250 apartments near Juno get OK
County Commission advances plan despite widespread opposition.
Despite a flood of opposition from residents, Palm Beach County commissioners Wednesday advanced a developer’s plan to build 250 apartments and townhouses in a failing shopping plaza on U.S. 1, just outside the Juno Beach town limits.
Fairway Investments submitted the plan with a promise to include 63 workforce housing units as a condition of approval for the proposed Lenox North Beach community. If approved, Lenox North Beach will be a gated community on 11 acres a half-mile north of PGA Boulevard.
The County Commission voted 5-2, with Hal Valeche and Mary Lou Berger dissenting, to submit the developer’s request to increase the number of townhouses and apartments allowed per acre to the state for review.
After the state reviews the change, it will come back to commissioners for final approval this summer.

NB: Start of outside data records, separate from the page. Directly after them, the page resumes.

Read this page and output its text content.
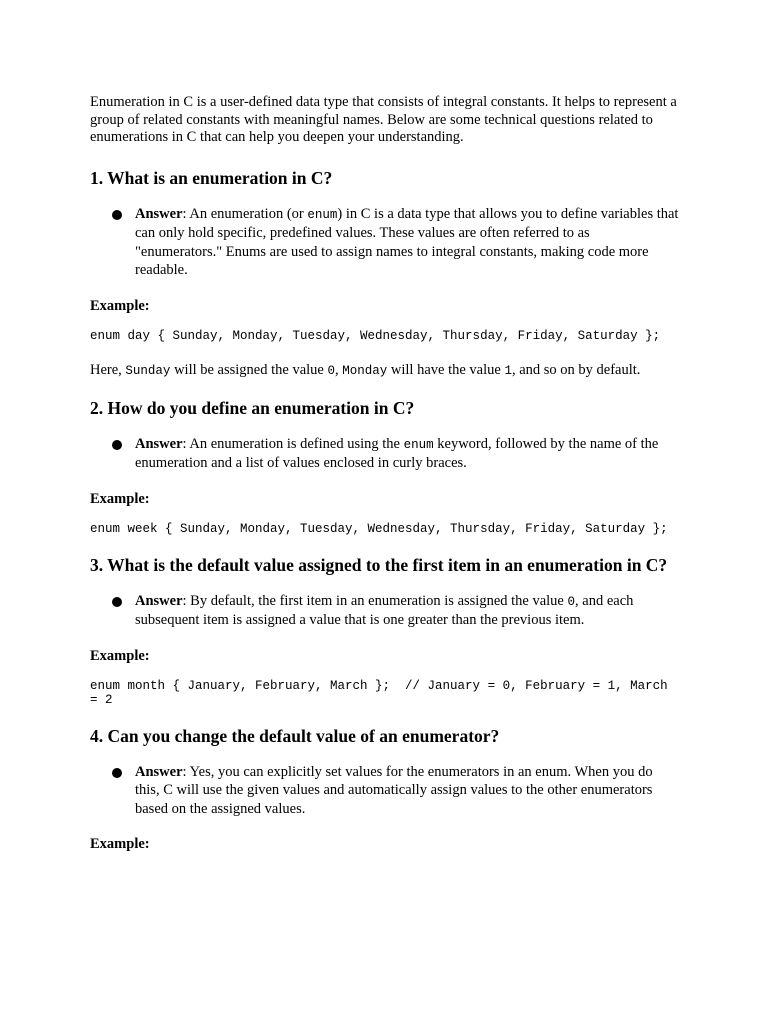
Enumeration in C is a user-defined data type that consists of integral constants. It helps to represent a group of related constants with meaningful names. Below are some technical questions related to enumerations in C that can help you deepen your understanding.

1. What is an enumeration in C?
Answer: An enumeration (or enum) in C is a data type that allows you to define variables that can only hold specific, predefined values. These values are often referred to as "enumerators." Enums are used to assign names to integral constants, making code more readable.
Example:
enum day { Sunday, Monday, Tuesday, Wednesday, Thursday, Friday, Saturday };

Here, Sunday will be assigned the value 0, Monday will have the value 1, and so on by default.

2. How do you define an enumeration in C?
Answer: An enumeration is defined using the enum keyword, followed by the name of the enumeration and a list of values enclosed in curly braces.
Example:
enum week { Sunday, Monday, Tuesday, Wednesday, Thursday, Friday, Saturday };
3. What is the default value assigned to the first item in an enumeration in C?
Answer: By default, the first item in an enumeration is assigned the value 0, and each subsequent item is assigned a value that is one greater than the previous item.
Example:
enum month { January, February, March };  // January = 0, February = 1, March = 2
4. Can you change the default value of an enumerator?
Answer: Yes, you can explicitly set values for the enumerators in an enum. When you do this, C will use the given values and automatically assign values to the other enumerators based on the assigned values.
Example:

Commissioners also will hear a request for rezoning and review the site plan at that time.
Lenox North Beach is in Valeche’s district. He said he’s rarely seen a project with such universal opposition. He hasn’t found any resident in a 10-mile radius who supports it, he said.
“It doesn’t belong here. It belongs in a much more urban setting,” he said, noting that single-family homes surround the site. “This sticks out like a sore thumb to me.”
The developer reduced the number of apartments and townhouses from 300 to 250 in response to feedback from neighbors. Current standards allow 211 units.
Berger said she opposes the project because of the height — a three-story building surrounding a parking garage.
“That’s too high,” she said, explaining that she lives in a onestory house and wouldn’t want people in a new development peering down on her.
Amid neighbors’ objections, the developer changed the original plans to limit housing around
the perimeter to two stories. Fairway Investments also replaced parking lots with a parking garage, added parks and said it would replace buffer walls, planner Ken Tuma said.
Palm Beach County Mayor Melissa McKinlay said the county is going to have to consider repurposing strip malls, big-box stores and banks to address an extreme shortage of workforce housing.
“We’re going to have a lot of neighborhoods who are going to feel the pain of this creativity,” she said.
Workforce housing is priced so that people such as police officers, firefighters, teachers and home health care aides can afford it.
Rents for such housing in Lenox North Beach will range from $810 for a one-bedroom apartment to $2,600 for a three-bedroom apartment or townhouse, depending on the person’s income level, Tuma said.
Residents of the nearby Pleasant Ridge, Captains Key and Juno Terrace communities packed the commission meeting Wednesday to oppose the project’s advancement. As working homeowners and retirees, they said they had no qualms about the workforce housing component.
Instead, they spoke for more than two hours against the project’s density and traffic. TJ Nichols, who lives behind the North Beach Plaza, said the development will put more cars on U.S. 1 and Ellison Wilson Road and the two-lane Juno Road. Her neighborhood will become a cut-through, she said.
The 102,670-square-foot shopping plaza, if it had more tenants and a fast-food restaurant, would generate 4,798 trips, Tuma said. Lenox North Beach would generate 1,663.
Because Juno Beach is a barrier island, evacuation is usually mandatory in case of a hurricane. An increase in density could result in a loss of life, Juno Beach Vice Mayor Jim Lyons said.
The Juno Beach Town Council opposes the project, and four of the five council members spoke against it. Juno Beach officials get to register their support or objections because the property is in an area the town could annex in the future.
The shopping plaza, on the west side of U.S. 1, includes a women’s clothing store, nail salon, pizza shop, tobacco shop and liquor store.
Fairway Investments bought the plaza for $14.2 million in September 2004s. Changing the rules for Fairway Investments could set a precedent for other struggling shopping centers, residents cautioned.
“We are not here to rescue people from bad financial investments,” Captains Landing resident Joseph O’Neill said.